Their wedding was a big event for the Children's Home. The entire Home attended, and three of the girls participated in the ceremony as the ring bearer, flower girl, and bell ringer. A few of the boys were ushers. Many of our grown kids came for the event, as well as current/former staff, and many others connected to Kids Alive. There was even a couple from Canada who came as special guests. They had been his sponsors when he was in the home, and later he got to know them personally and they played an important role in his life. It was a special day.
This is one thing I really like about Kids Alive. When kids come to our Children's Home, we become their family, even into adulthood--though it is a different kind of family. A big, extended, ever-changing, but always there, family. So even though the groom moved out of the Home several years ago, its a regular thing for he and his now-wife to be there, helping out or just hanging out. Kind of like an aunt and uncle.
Pictured below is another wedding from last November. The bride grew up the Children's Home and wanted to have her wedding there. Everyone pitched in to decorate, prepare the food, and get everything ready. One of the younger girls with a talent for hairstyling did the bride's hair. Several of the children participated in the wedding as flower girls or ring bearers. Two of the older kids performed a song. And the director of the Home had the honor of marrying them.
Over the 20+ years that the Children's Home has been in existence, many kids have come through. We've been here less than 4 years and have already seen 6 kids grow up and move on to new things. The total number of kids that are now "egresados" (the name for the kids who have left the home) is large.

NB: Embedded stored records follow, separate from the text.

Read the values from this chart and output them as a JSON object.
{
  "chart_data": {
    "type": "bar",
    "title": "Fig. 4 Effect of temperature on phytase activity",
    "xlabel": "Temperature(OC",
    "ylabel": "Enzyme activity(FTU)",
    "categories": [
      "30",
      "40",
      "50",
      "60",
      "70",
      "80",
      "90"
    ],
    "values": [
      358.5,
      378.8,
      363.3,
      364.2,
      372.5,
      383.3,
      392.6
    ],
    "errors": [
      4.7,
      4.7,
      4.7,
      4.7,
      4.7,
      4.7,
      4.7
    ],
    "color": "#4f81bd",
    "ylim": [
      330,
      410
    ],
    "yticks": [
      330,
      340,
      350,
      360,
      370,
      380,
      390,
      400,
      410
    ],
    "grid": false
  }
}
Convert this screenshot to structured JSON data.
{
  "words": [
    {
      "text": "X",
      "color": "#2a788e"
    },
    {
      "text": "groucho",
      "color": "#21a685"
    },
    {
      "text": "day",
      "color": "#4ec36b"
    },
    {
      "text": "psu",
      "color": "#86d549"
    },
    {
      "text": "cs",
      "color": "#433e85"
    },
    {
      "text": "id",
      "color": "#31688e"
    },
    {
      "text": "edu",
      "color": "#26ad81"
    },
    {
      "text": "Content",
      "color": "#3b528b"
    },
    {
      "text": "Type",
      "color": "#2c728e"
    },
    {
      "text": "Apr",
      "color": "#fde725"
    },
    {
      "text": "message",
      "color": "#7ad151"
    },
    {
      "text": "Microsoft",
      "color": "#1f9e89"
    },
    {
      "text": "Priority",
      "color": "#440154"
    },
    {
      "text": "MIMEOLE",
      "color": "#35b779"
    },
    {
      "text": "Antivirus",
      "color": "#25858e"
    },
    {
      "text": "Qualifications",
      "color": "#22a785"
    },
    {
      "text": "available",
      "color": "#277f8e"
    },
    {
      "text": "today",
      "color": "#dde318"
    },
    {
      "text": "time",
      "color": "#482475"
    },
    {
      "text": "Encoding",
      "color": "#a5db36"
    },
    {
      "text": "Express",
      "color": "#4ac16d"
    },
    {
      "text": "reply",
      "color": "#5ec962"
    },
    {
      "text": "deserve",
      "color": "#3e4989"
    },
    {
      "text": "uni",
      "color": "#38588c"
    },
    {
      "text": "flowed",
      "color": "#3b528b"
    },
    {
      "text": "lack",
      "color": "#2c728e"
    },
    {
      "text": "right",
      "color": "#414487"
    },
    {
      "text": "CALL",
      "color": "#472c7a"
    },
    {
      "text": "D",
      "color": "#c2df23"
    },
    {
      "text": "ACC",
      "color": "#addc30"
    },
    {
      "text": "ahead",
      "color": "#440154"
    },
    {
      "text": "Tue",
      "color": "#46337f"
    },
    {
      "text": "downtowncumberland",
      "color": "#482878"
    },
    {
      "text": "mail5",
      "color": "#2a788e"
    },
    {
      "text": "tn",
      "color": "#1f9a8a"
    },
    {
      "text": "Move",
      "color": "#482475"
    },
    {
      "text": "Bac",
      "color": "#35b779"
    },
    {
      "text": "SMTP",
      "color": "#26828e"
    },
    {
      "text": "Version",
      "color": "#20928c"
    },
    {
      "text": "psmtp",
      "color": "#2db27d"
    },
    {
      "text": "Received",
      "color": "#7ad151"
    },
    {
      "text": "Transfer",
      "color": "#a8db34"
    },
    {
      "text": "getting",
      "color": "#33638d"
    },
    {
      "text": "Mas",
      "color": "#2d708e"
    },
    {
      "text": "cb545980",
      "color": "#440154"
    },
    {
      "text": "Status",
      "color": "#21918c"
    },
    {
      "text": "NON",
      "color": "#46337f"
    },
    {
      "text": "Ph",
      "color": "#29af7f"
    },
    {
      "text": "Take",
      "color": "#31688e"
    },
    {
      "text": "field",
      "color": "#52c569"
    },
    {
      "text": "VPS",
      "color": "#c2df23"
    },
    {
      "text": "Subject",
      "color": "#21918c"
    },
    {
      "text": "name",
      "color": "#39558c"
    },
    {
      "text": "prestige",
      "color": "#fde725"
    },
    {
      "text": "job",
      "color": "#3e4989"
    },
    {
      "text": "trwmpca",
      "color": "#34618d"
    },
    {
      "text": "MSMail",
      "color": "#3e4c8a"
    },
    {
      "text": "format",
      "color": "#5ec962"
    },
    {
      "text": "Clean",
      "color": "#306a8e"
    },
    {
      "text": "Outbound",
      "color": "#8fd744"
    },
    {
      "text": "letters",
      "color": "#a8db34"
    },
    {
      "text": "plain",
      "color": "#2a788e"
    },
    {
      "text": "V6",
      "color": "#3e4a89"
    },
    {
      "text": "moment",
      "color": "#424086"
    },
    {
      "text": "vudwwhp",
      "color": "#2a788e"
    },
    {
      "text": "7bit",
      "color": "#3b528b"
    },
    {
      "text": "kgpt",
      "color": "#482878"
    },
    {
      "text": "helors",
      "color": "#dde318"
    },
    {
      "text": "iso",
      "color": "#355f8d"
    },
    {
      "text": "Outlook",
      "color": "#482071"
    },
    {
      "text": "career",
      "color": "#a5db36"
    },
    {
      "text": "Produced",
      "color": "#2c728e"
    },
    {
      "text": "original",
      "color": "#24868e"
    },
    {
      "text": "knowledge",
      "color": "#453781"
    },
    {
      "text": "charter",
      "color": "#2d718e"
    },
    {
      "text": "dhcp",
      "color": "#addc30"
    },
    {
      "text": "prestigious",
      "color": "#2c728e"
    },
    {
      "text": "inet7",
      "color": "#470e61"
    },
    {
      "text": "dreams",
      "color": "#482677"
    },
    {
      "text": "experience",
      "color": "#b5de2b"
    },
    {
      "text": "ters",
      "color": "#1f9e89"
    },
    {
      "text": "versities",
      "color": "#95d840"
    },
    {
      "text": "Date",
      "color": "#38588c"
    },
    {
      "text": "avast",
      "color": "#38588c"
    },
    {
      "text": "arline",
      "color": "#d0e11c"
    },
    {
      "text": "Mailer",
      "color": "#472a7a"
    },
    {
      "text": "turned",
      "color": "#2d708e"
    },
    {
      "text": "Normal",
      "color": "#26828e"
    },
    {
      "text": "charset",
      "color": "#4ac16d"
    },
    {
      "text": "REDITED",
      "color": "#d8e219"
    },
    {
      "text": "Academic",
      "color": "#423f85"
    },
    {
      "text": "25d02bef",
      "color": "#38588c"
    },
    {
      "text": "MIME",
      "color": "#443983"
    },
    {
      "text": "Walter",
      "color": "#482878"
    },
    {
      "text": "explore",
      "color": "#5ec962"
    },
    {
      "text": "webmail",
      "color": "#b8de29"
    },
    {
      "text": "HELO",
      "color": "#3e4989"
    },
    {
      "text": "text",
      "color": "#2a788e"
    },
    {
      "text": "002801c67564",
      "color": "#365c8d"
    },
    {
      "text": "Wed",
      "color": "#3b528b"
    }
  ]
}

We have gotten to know several of the egresados from before our time, but not all of them keep in touch. It is difficult to keep up with all of them, but we try to let them know that they are always welcome.
One huge help in this area is Nancy. Nancy has been a missionary here in Peru for years, though not with Kids Alive. She runs a Christian school in Lima. But she spends a lot of time at our Home, getting to know the kids and getting involved in their lives. She has committed herself to being "mom" to all egresados, and any child that leaves our Home knows that she is for them and will be there to help them in any way. She keeps up with the kids, calls them, and organizes get togethers for them. She is amazing.
|Nancy, being walked down the aisle as mother of the bride.|
The responsibility for staying in contact with egresados is not hers alone, of course. The houseparents, other staff, and missionaries like to remain a part of the egresados' life as well, but it is incredibly helpful to have someone who sees that as their main focus and ministry. We are thankful for Nancy.
Egresados sometimes stop in to visit and spend time in the houses, or come for Wednesday night devotions. Sometimes they come to help out in the houses during the summer, or do yard work or other small jobs for money while they are in university. They come for birthday parties and New Years Eve fireworks, as well as wedding showers and baby showers.
Recently one of our egresados had his first baby boy. We had a baby shower for he and his wife at the Home the month before their little son was born.
All of the kids were at the shower, and it was so sweet to see the younger ones at their feet, watching as they opened up their presents and displayed each baby item. It's really good for the kids to be part of a larger family in this way, and be a part of these special life events.
Hopefully I haven't made this all sound too much like sunshine and roses, because it is definitely not. We make mistakes and let our older kids down. There are some kids we hear very little from. Sometimes life gets messy, and we have to pray for a lot of wisdom in how/when/and if to help.The transition to adulthood from life in a Children's Home is a hard one, and we have really been working on improving the way that we prepare them for "real life", but it's still hard and always will be.
But we hope that they know that they are loved and that we will always be their family. And we hope that we get to celebrate with them in all the big and little events of their lives, like this weekend's wedding!